Tamil Nadu Small Industries Development Corporation Limited
- TANSIDCO logo
- Type: Government Industrial Estate
- Founded: 1970; 56 years ago
- Founder: Government of Tamilnadu
- Headquarters: Guindy, Chennai, India
- Number of locations: 128 Industrial Estates [41 government estates and 87 TANSIDCO estates]
- Key people: Thiru Mangat Ram Sharma IAS(M.D)
- Services: Establishing its own Industrial Estates; Assisting promotion of Private Industrial Estates; Promotion of Common Facility Centres under Cluster Development Programme; Proving technical and managerial guidance to the MSMEs; Extending raw material support &marketing support;
- Owner: Government of Tamil Nadu
- Website: https://www.tansidco.org/

= Tamil Nadu Small Industries Development Corporation Limited =

State-agency in India promoting small-scale industries

The Tamil Nadu Small Industries Development Corporation Limited (TANSIDCO) is a state-agency of the state of Tamil Nadu, India established in 1970 to promote small-scale industries in the state.

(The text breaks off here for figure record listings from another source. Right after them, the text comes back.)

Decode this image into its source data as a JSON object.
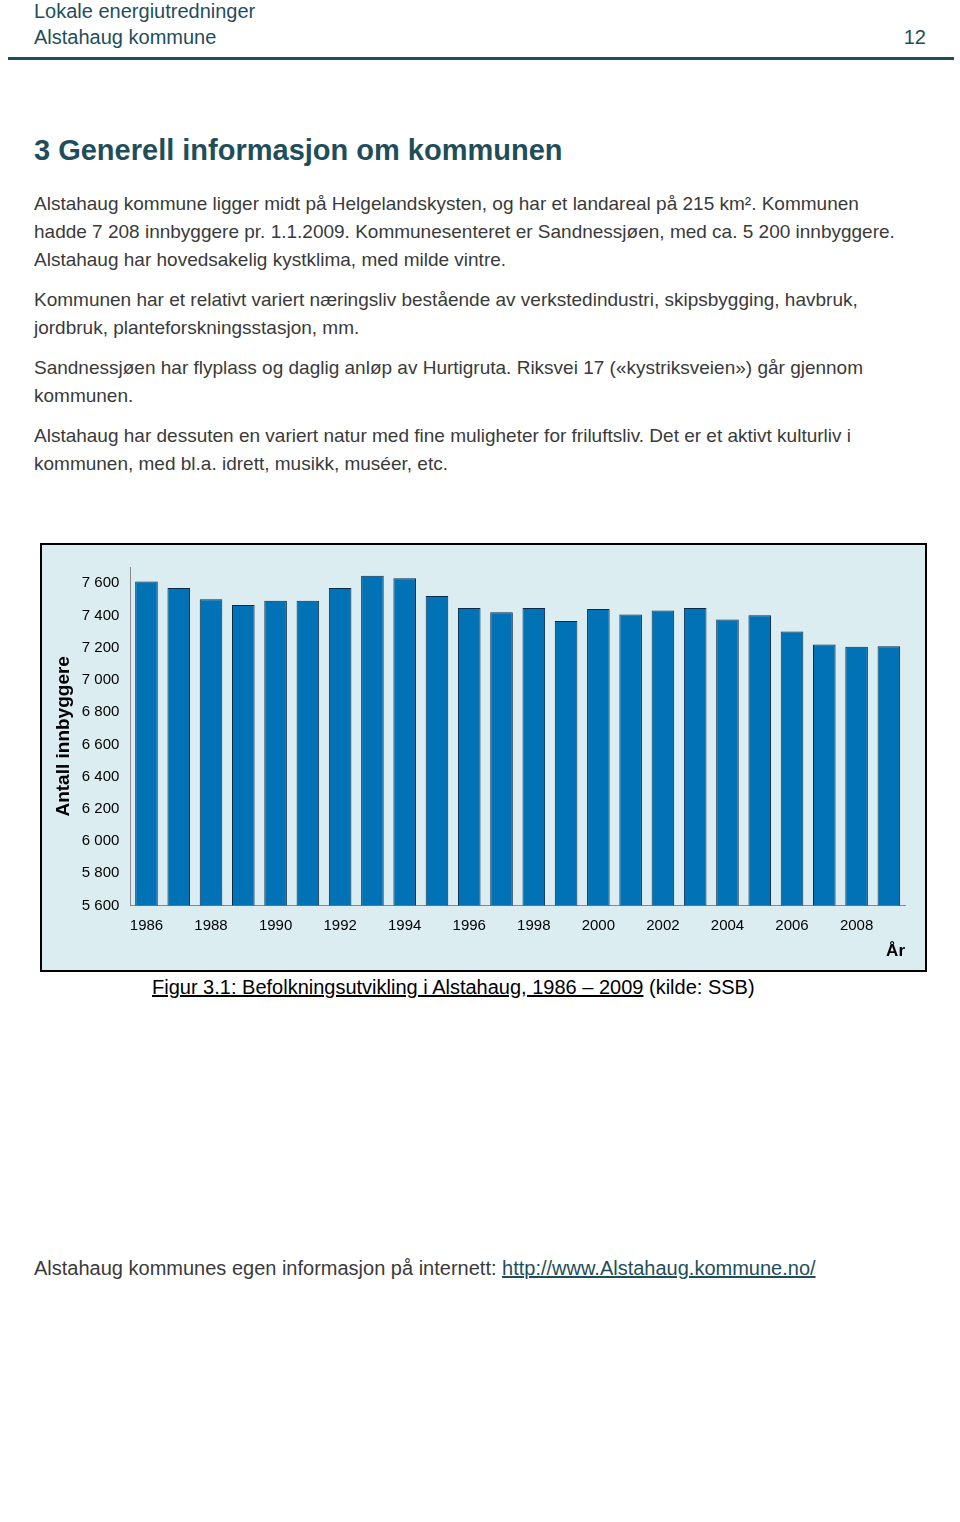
{
  "header": {
    "title": "Lokale energiutredninger",
    "subtitle": "Alstahaug kommune",
    "page": "12"
  },
  "section": {
    "heading": "3 Generell informasjon om kommunen",
    "paragraphs": [
      "Alstahaug kommune ligger midt på Helgelandskysten, og har et landareal på 215 km². Kommunen hadde 7 208 innbyggere pr. 1.1.2009. Kommunesenteret er Sandnessjøen, med ca. 5 200 innbyggere. Alstahaug har hovedsakelig kystklima, med milde vintre.",
      "Kommunen har et relativt variert næringsliv bestående av verkstedindustri, skipsbygging, havbruk, jordbruk, planteforskningsstasjon, mm.",
      "Sandnessjøen har flyplass og daglig anløp av Hurtigruta. Riksvei 17 («kystriksveien») går gjennom kommunen.",
      "Alstahaug har dessuten en variert natur med fine muligheter for friluftsliv. Det er et aktivt kulturliv i kommunen, med bl.a. idrett, musikk, muséer, etc."
    ]
  },
  "chart_data": {
    "type": "bar",
    "xlabel": "År",
    "ylabel": "Antall innbyggere",
    "categories": [
      "1986",
      null,
      "1988",
      null,
      "1990",
      null,
      "1992",
      null,
      "1994",
      null,
      "1996",
      null,
      "1998",
      null,
      "2000",
      null,
      "2002",
      null,
      "2004",
      null,
      "2006",
      null,
      "2008",
      null
    ],
    "values": [
      7610,
      7570,
      7500,
      7465,
      7490,
      7490,
      7570,
      7645,
      7630,
      7520,
      7445,
      7420,
      7445,
      7365,
      7440,
      7405,
      7430,
      7445,
      7375,
      7400,
      7300,
      7220,
      7205,
      7208
    ],
    "color": "#0072b5",
    "ylim": [
      5600,
      7700
    ],
    "yticks": [
      {
        "value": 5600,
        "label": "5 600"
      },
      {
        "value": 5800,
        "label": "5 800"
      },
      {
        "value": 6000,
        "label": "6 000"
      },
      {
        "value": 6200,
        "label": "6 200"
      },
      {
        "value": 6400,
        "label": "6 400"
      },
      {
        "value": 6600,
        "label": "6 600"
      },
      {
        "value": 6800,
        "label": "6 800"
      },
      {
        "value": 7000,
        "label": "7 000"
      },
      {
        "value": 7200,
        "label": "7 200"
      },
      {
        "value": 7400,
        "label": "7 400"
      },
      {
        "value": 7600,
        "label": "7 600"
      }
    ],
    "grid": false
  },
  "caption": {
    "title": "Figur 3.1: Befolkningsutvikling i Alstahaug, 1986 – 2009",
    "source": "(kilde: SSB)"
  },
  "footer": {
    "text": "Alstahaug kommunes egen informasjon på internett:",
    "link": "http://www.Alstahaug.kommune.no/"
  }
}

It establishes industrial parks throughout the state, providing the necessary infrastructure for small-scale industries, gives-away government subsidies for the sector, and provides technical assistance for the new industries. Industries refer to the secondary type of occupation. Tamil Nadu is ranked as second largest industrialized state after Maharashtra.

== Inauguration ==
In 1958, an Industrial Estate was established in Guindy, Chennai. It was the first Established Industrial Estate in the Independent India. Later in 1963, Another Industrial Estate was established in Ambattur, near Chennai at a total spawn of 1167 acres and it is one among the largest MSME Industrial Estates in Asia.